O escândalo e ameaças do soldado com poderes de general 4 estrelas, João Dias, revelado pela Revista Eletrônica Quidnovi com exclusividade no dia 11 de outubro passado, vem a tona através de matéria da Revista Veja no fim de semana seguinte, quando o ministro se encontra em Guadalajara para abertura dos Jogos Pan Americanos, e a partir daí repercute em toda a imprensa.

O ministro do Esporte então resolve não segurar sozinho a Operação das ONGs no programa Segundo Tempo, e mostra publicamente de onde partiram as pressões. Orlando Silva puxa o ex-companheiro do PCdoB e agora governador do DF pelo PT, Agnelo Queiroz, e coloca o médico sob os holofotes da mídia.

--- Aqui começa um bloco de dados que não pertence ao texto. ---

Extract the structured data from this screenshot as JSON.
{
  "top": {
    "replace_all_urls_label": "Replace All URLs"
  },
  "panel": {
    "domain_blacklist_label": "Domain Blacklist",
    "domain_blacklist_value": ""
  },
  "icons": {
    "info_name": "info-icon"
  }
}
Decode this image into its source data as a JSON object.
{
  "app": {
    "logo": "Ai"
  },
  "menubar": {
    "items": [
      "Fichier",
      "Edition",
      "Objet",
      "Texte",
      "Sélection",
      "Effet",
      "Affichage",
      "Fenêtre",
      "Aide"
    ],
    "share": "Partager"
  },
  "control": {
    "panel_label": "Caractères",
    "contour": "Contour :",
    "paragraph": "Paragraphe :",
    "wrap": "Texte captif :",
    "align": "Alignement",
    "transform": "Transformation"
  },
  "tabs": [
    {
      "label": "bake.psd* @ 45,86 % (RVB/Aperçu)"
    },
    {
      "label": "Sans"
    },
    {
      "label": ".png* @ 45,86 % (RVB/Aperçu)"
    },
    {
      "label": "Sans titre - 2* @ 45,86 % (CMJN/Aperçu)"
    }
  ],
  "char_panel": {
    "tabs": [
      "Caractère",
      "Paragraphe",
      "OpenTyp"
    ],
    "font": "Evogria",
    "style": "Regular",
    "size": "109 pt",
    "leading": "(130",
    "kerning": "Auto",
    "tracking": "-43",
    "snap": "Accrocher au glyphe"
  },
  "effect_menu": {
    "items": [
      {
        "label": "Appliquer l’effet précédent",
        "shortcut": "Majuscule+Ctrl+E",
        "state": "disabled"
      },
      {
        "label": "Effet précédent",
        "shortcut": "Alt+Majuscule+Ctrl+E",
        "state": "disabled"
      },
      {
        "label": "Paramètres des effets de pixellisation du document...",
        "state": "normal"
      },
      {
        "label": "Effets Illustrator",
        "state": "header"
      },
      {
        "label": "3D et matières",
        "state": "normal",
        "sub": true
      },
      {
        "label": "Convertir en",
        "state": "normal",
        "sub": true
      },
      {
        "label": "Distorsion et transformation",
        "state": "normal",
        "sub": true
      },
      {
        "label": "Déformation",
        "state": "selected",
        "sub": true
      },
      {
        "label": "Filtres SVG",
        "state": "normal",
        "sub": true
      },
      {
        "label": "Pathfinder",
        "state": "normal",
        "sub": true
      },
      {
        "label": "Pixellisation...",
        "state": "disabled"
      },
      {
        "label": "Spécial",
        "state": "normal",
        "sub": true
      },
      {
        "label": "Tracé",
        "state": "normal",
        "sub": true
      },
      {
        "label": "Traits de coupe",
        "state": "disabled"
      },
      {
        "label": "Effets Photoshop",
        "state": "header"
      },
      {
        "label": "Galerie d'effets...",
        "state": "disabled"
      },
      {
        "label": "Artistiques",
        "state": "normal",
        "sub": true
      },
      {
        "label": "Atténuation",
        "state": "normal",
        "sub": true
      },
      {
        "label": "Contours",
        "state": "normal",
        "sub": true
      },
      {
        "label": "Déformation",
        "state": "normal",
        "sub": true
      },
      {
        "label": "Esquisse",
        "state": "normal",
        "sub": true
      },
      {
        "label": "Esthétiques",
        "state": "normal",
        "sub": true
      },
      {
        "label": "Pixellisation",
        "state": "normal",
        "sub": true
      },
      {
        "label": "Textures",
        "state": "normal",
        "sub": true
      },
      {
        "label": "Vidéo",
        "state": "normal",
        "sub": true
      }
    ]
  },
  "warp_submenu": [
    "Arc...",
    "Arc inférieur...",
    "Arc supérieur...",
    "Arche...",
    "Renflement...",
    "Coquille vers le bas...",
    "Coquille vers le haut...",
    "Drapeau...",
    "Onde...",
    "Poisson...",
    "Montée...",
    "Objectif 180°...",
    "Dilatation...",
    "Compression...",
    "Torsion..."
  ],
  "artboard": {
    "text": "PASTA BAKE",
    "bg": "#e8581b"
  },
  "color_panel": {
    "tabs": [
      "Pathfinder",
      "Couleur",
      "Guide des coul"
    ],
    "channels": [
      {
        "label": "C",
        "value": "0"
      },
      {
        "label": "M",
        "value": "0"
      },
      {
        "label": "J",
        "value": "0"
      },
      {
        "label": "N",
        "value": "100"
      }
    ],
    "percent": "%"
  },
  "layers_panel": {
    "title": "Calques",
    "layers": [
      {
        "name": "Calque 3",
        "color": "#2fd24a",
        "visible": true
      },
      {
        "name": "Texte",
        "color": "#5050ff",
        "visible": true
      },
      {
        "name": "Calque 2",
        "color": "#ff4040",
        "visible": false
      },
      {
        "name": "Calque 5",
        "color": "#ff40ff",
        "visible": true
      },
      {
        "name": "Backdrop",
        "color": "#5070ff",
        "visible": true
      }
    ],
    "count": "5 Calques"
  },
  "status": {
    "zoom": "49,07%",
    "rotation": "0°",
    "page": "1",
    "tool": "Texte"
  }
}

O PC do B acusa que há dedos do PT nesta confusão toda e a base aliada do governo está ameaçada. Para aplacar a crise, sabe-se que o Palácio do Planalto quer manter o Ministério do Esporte sob a tutela do PC do B. E o PT sabe que tem dedos do partido nessa história. Mas os dedos que aparecem no PT são os do Governador do DF Agnelo Queiroz , considerado um petista de última hora, e desafeto de vários companheiros.

Agnelo Queiroz tem digitais em todos os lugares por onde passou: Anvisa, Ministério do Esporte e GDF. E o que está vindo a tona a agora é trajetória política do maior operador do Caixa 2 do PCdoB. Trajetória política que se mistura com processos e assassinatos de crimes de queima de arquivos.